Shares of this Zacks Rank #3 (Hold) company have lost 2.5% compared with its industry's decline of 5.2% in the past three months.
Image Source: Zacks Investment Research
Nonetheless, the lack of rent relief in 2023 may weigh on AVB’s revenue growth to a certain extent in some regions and markets. Elevated supply in certain markets is another key concern.
Rising interest rates are likely to increase the company's borrowing costs, affecting its ability to purchase or develop real estate. In 2023, we anticipate net interest expenses to increase 3.8% year over year.
Stocks to Consider
Some better-ranked stocks from the REIT sector are Alexandria Real Estate Equities (ARE - Free Report) and Terreno Realty (TRNO - Free Report) , each currently carrying a Zacks Rank #2 (Buy), and Service Properties Trust (SVC - Free Report) , sporting a Zacks Rank #1 (Strong Buy). You can see the complete list of today’s Zacks #1 Rank stocks here.
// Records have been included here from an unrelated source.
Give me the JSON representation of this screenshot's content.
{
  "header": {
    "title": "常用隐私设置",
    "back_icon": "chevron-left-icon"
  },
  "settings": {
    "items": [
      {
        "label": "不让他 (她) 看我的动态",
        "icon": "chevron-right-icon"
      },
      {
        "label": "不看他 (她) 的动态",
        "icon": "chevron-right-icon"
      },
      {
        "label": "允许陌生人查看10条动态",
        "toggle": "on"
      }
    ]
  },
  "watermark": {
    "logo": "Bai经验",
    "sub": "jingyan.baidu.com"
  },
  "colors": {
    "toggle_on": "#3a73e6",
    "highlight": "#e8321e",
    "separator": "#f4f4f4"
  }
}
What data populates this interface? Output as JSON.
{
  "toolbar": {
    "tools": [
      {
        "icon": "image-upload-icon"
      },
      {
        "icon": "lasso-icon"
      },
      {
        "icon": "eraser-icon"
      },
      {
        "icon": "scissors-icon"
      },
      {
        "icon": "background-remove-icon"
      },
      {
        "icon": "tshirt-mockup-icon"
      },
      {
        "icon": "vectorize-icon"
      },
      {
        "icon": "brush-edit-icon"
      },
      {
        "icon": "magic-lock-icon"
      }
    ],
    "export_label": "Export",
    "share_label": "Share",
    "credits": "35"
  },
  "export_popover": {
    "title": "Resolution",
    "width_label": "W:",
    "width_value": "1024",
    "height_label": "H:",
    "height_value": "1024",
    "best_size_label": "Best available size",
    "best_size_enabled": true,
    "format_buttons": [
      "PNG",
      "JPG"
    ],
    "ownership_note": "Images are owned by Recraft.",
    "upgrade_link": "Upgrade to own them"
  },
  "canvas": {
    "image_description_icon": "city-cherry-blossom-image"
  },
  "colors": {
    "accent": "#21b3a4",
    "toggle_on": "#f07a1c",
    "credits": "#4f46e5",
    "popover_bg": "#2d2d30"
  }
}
The Zacks Consensus Estimate for Alexandria Real Estate’s 2023 FFO per share is pegged at $8.95.
The Zacks Consensus Estimate for Terreno Realty’s current-year FFO per share is pinned at $2.17.
The Zacks Consensus Estimate for Service Properties Trust’s 2023 FFO per share is pegged at $1.89.
Note: Anything related to earnings presented in this write-up represent funds from operations (FFO) — a widely used metric to gauge the performance of REITs.